Making the most of the Washington region's existing transit system by promoting development near underutilized rail transit stations only makes sense, especially at a time when future funding for transportation is uncertain and significant expansions of the transit network are unlikely anytime soon.
That's why the Transportation Planning Board in January applied for a federal grant to identify strategic multimodal transportation improvements needed near rail stations with untapped development potential in order to attract and support housing and job growth there and make transit a more convenient option for more people.
Promoting development near underutilized stations, especially those outside the regional core, can help make the most of the existing transit system by filling empty seats in reverse-commute directions on trains that are currently operating with plenty of available capacity.
Near stations closer to the regional core, a greater balance of housing and job growth can provide opportunities to "sell the same seat twice" -- first to workers commuting to a mixed-use housing and jobs center, and second to people living in the center and boarding the train to commute further along the line.
In August, the Federal Highway Administration announced that it would award the TPB a $200,000 grant to carry out its proposed study, "High Impact Complete Streets Access Improvements for Rail Station Areas in the Washington Region."
The grant will be funded under the highway agency's Transportation, Community, and System Preservation discretionary grant program, or TCSP.
The TCSP program was created in 1999 to support state, local, and regional efforts to plan and implement strategies which improve the efficiency of transportation systems, reduce environmental impacts of transportation, reduce the need for costly future public infrastructure investments, and ensure efficient access to jobs, services, and centers of trade.
TCSP grants are also intended to support efforts to examine development patterns and identify strategies to encourage private sector development patterns which achieve these goals.
Eighty-two other projects in 48 states around the country were awarded grants under the TCSP program this year. The TPB last received a TCSP grant in 1999, the program's first year, to study improvements to local circulation systems in activity centers and to integrate green space into a regional greenways system.
The first phase of this year's TCSP-funded study will include an analysis of existing employment and housing opportunities around all 126 Metrorail and commuter rail stations in the Washington region.
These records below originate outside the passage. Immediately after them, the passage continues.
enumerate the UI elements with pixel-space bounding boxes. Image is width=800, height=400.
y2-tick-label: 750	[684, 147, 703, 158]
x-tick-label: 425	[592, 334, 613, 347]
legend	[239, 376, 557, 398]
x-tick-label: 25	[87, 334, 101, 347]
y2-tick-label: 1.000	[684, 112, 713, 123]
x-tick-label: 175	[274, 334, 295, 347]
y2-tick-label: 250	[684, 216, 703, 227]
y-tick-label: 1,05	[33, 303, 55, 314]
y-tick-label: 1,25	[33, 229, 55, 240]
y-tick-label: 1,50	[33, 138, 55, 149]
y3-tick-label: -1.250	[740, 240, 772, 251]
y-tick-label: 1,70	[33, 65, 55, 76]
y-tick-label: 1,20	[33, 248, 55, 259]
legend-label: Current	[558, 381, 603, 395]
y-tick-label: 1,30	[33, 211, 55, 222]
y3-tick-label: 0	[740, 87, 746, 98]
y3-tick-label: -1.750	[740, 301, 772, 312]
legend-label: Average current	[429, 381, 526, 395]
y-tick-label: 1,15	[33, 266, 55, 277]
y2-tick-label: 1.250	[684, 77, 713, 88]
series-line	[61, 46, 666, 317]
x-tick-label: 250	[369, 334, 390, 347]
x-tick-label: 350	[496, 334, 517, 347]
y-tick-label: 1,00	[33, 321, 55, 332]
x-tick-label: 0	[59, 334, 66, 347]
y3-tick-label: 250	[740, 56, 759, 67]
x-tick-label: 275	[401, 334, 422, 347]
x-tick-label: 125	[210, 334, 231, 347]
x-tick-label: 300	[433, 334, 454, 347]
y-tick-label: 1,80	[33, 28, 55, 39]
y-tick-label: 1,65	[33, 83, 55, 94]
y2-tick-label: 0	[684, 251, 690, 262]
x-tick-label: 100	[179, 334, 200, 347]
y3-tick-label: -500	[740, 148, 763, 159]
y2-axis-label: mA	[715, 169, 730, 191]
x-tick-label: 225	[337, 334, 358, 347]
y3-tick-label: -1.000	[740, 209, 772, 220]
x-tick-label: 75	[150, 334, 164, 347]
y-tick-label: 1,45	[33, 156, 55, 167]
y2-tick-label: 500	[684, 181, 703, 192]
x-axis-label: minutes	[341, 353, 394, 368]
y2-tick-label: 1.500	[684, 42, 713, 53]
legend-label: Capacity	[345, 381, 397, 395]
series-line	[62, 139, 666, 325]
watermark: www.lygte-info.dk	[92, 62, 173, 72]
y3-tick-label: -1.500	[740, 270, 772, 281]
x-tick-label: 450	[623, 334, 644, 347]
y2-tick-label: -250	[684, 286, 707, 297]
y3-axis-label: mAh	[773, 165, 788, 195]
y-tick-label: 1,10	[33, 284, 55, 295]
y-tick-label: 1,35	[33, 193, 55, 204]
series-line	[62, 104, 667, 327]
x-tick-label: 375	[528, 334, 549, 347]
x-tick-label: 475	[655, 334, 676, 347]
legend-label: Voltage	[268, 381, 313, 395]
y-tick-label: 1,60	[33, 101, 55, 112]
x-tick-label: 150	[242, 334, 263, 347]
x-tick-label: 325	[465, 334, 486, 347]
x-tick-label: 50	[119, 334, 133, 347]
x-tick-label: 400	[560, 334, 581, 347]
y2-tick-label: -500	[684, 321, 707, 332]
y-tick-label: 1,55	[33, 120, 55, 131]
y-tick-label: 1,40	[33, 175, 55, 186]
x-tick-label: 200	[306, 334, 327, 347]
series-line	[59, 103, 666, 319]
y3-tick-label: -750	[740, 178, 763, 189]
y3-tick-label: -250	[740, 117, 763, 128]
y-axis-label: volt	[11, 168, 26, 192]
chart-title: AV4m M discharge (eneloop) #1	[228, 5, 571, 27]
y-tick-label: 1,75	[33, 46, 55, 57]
The second phase will identify where there is unused capacity on Metrorail and commuter rail trains during peak commute times, and that information will be used along with the employment and housing analysis to identify, in the third phase of the study, up to 25 station areas that present the greatest opportunities to support new development.
The study's fourth phase will, for each of the 25 selected areas, identify challenges that commuters face in walking or bicycling from rail stations to their jobs or from their homes to rail stations, and it will identify near-term improvements that could make those trips safer and easier.
Finally, in the fifth phase of the study, an inventory of near-term improvements will be compiled to provide planners, local and state departments of transportation, and developers with a "go-to" list of low-cost, high-impact improvements that can be implemented quickly to make it easier to access stations and to make underutilized station areas more attractive for and supportive of development.
This year's TCSP grant complements more than a decade of work at the TPB emphasizing the importance of promoting development closer to transit stations, locating jobs and housing closer together, and improving multimodal transportation options.
In 2006, the TPB established the Transportation/Land-Use Connections (TLC) program to help individual jurisdictions plan small-scale improvements to work toward those objectives. This year's TCSP grant will build on that work by carrying out a comprehensive study of all of the region's rail station areas. It will also build on recent work by the Washington Metropolitan Area Transit Authority to identify physical infrastructure improvements and policies and programs to encourage travelers to access Metrorail stations by modes other than private vehicles.
Given the uncertainty of future funding for transportation, making the most of the region's existing transit system by promoting development near underutilized rail stations only makes sense. The "go-to" list of low-cost, high-impact bicycle and pedestrian improvements near underutilized rail transit stations that will be developed by the Transportation Planning Board in the coming year will help developers and state and local transportation agencies implement improvements that will attract and support new development near rail stations and encourage ridership on routes and in directions with unused capacity.